Aberdeen Standard launches smart beta multifactor equity index suite

Jul 19th, 2018 | By | Category: Equities

Aberdeen Standard Investments has unveiled the SMARTER Beta Multifactor Equity Indices.

Sean Phayre, global head of quantitative investments at Aberdeen Standard Investments

Sean Phayre, global head of quantitative investments at Aberdeen Standard Investments.

The suite includes three core index series – diversified multifactor, high income multifactor and ESG multifactor, plus five multifactor index variants of single factor offerings – low volatility, value, quality, momentum, and small size.

The series covers global, regional, and single-country exposures, including both developed and emerging markets, amounting to over 100 indices across various currency classes.

The new offering has been designed by the firm’s quantitative investment strategies team, which has been managing portfolios employing factor premia since 2005 and currently has over $48 billion in factor premia equity strategies.

Aberdeen Standard, has also integrated an ESG overlay within the entire SMARTER Beta range through an ‘ESG Inside’ methodology using data from Sustainalytics. This process excludes controversial weapons firms and those embroiled in ‘severe controversies’. The ESG Multifactor index family goes a step further by optimising index constituents based on ESG scores.

The SMARTER Beta multifactor equity indices are calculated and administered by IHS Markit.

Sean Phayre, global head of quantitative investments at Aberdeen Standard Investments, commented, “The new equity indices are purely multifactor in approach as we believe that this approach helps to mitigate the effects of drawdowns relative to equivalent market-capitalisation weighted indices.”

David Wickham, global head of quantitative solutions at Aberdeen Standard Investments, added, “With the smart beta segment of the asset management industry being dominated by third-party index provider approaches, we decided to launch our exclusive SMARTER Beta multifactor equity indices to showcase the benefits of employing a proprietary smart beta approach that embeds active measures to enhance differentiation and risk-adjusted excess returns. For instance, our active measures result in a concentrated ‘best ideas’ index portfolio with a high degree of difference from rival approaches and the market-cap equivalent, thereby avoiding crowded and expensive trades.”

Aberdeen Standard recently acquired the US operations of ETP issuer ETF Securities.
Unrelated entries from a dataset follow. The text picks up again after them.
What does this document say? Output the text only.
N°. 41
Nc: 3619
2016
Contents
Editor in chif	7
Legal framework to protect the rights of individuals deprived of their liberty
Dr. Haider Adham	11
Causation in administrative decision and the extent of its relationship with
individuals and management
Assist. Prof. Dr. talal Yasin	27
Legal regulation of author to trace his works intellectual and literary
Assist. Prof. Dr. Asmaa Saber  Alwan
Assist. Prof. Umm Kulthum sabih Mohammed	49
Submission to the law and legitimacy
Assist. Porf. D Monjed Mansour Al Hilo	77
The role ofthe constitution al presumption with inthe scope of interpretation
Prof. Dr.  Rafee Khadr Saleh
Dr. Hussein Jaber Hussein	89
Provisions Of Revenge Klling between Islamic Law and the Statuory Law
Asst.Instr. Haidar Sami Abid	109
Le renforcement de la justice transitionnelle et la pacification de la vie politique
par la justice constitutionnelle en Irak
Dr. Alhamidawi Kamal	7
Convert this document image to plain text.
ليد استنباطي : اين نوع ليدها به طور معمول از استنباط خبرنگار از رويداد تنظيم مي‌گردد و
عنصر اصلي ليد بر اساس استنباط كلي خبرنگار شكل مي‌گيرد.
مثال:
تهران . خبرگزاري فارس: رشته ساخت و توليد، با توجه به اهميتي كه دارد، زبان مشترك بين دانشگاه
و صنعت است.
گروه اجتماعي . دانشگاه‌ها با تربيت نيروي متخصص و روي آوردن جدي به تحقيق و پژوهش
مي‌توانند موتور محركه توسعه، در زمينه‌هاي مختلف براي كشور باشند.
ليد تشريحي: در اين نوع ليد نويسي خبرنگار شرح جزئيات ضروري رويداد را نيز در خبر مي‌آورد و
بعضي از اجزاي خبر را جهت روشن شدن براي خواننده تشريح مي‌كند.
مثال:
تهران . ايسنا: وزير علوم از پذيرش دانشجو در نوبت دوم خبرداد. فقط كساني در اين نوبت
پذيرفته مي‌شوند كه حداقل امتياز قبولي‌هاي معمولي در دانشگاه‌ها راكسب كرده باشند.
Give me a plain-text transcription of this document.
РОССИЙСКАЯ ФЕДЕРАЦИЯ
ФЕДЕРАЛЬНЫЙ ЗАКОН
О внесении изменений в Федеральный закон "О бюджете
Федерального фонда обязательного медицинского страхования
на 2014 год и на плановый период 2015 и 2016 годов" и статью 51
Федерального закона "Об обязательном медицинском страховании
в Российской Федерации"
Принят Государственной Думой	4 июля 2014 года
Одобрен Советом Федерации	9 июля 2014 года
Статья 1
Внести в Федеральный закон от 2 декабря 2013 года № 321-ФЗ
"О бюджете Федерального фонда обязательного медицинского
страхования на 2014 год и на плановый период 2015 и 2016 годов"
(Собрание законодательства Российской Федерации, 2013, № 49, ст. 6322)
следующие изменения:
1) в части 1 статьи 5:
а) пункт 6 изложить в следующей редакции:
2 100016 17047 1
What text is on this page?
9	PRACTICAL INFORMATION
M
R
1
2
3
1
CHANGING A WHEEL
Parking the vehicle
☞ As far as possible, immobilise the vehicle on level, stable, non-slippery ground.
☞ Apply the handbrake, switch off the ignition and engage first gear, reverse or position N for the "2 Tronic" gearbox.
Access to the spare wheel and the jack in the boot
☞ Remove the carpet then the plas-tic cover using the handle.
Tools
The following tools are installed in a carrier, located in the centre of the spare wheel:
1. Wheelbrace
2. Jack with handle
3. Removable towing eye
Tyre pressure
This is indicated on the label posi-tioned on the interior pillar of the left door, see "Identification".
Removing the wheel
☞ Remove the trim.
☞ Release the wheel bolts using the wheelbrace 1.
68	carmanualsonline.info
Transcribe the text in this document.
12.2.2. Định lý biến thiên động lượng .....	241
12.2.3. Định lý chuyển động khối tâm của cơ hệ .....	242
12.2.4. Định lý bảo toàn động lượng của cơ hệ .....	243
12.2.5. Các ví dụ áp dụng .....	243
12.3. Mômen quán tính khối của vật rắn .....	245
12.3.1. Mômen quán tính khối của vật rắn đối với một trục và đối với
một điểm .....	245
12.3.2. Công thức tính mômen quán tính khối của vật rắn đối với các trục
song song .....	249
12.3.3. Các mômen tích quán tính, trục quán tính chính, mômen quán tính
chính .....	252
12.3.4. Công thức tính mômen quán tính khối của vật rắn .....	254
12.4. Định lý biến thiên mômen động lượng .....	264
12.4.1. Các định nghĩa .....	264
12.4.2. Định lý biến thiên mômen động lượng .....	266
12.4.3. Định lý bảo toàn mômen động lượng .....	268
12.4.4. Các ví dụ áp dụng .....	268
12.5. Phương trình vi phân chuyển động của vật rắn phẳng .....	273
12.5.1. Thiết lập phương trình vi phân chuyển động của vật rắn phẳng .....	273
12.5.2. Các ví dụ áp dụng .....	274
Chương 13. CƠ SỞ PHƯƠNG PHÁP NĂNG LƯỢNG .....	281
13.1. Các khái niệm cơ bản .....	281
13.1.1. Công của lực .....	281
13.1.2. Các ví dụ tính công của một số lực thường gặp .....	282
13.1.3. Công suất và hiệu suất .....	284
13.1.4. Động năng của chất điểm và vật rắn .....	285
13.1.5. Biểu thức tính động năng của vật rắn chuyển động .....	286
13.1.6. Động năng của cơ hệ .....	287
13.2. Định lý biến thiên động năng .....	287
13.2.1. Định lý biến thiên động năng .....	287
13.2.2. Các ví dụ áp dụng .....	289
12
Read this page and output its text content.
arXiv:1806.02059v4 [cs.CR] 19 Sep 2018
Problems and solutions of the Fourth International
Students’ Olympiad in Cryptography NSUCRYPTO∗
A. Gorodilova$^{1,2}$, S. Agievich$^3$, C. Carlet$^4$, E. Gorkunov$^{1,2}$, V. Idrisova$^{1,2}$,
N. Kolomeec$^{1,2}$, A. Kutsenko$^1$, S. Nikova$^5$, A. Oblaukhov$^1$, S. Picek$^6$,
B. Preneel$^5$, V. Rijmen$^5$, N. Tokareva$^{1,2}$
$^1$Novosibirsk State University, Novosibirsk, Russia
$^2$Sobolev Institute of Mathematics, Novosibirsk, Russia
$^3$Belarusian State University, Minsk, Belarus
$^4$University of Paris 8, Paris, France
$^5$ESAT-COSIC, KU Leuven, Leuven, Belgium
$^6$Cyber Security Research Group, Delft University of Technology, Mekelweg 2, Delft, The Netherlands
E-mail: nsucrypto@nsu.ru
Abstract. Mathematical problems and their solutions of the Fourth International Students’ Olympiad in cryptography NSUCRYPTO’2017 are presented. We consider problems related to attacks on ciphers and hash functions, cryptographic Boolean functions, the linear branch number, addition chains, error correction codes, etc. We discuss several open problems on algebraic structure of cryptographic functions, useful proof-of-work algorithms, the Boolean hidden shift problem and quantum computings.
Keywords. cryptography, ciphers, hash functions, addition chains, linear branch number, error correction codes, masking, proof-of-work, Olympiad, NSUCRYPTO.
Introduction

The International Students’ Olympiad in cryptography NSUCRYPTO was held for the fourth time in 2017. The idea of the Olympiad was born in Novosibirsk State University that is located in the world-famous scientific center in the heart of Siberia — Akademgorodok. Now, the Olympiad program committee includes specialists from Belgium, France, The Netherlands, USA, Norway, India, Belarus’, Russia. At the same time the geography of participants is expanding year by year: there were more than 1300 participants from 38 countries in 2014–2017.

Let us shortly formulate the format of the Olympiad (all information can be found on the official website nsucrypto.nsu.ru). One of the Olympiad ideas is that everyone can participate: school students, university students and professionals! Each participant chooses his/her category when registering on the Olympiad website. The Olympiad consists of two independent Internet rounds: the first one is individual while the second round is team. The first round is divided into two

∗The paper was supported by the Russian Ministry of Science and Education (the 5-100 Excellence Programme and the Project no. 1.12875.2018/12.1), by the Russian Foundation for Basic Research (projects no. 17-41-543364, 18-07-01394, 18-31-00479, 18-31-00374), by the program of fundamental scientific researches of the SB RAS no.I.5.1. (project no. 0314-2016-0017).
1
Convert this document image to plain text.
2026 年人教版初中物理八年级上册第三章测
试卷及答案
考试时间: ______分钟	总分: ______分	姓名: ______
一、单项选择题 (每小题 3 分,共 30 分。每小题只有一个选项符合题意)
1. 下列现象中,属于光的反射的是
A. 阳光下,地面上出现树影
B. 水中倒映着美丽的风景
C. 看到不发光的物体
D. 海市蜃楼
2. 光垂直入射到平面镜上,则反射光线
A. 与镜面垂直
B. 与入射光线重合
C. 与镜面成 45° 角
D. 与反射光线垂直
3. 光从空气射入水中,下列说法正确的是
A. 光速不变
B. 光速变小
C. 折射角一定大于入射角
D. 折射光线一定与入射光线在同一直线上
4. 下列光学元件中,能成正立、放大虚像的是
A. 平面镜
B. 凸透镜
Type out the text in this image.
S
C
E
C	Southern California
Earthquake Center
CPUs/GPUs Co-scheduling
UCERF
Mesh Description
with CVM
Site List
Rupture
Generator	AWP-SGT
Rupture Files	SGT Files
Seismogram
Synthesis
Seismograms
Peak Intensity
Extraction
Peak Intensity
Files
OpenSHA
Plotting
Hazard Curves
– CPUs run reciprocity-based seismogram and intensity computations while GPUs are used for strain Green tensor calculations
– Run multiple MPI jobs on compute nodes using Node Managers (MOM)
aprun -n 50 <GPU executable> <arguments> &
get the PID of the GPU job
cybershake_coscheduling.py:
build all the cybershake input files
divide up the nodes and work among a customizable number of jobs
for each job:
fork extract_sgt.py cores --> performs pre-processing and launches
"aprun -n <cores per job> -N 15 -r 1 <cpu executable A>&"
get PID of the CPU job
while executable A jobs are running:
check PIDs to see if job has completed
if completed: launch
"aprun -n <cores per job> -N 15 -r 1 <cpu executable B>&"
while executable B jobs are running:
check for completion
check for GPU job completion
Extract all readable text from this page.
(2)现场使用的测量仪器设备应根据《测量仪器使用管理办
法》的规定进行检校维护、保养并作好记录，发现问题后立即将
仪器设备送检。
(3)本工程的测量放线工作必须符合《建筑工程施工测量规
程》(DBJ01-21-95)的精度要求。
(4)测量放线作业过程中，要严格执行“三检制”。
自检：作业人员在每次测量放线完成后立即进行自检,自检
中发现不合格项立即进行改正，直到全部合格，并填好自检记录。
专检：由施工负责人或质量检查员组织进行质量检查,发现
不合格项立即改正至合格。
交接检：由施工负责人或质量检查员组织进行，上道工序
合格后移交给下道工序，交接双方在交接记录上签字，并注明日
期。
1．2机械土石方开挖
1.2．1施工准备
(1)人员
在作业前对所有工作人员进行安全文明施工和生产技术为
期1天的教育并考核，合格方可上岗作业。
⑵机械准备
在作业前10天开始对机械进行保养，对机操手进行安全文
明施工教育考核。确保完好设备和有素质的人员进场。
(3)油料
The acquisition is set to enhance the firm’s presence in the US market and means it will be able to offer investment solutions across all vehicle types.

Following the acquisition announcement, Aberdeen Standard noted it will use the ETF platform (and exemptive relief) to grow its existing smart beta capability by launching new strategies within the ETF wrapper.

Aberdeen Standard has not yet commented on whether such ETFs will use the SMARTER beta indices as their underlying references.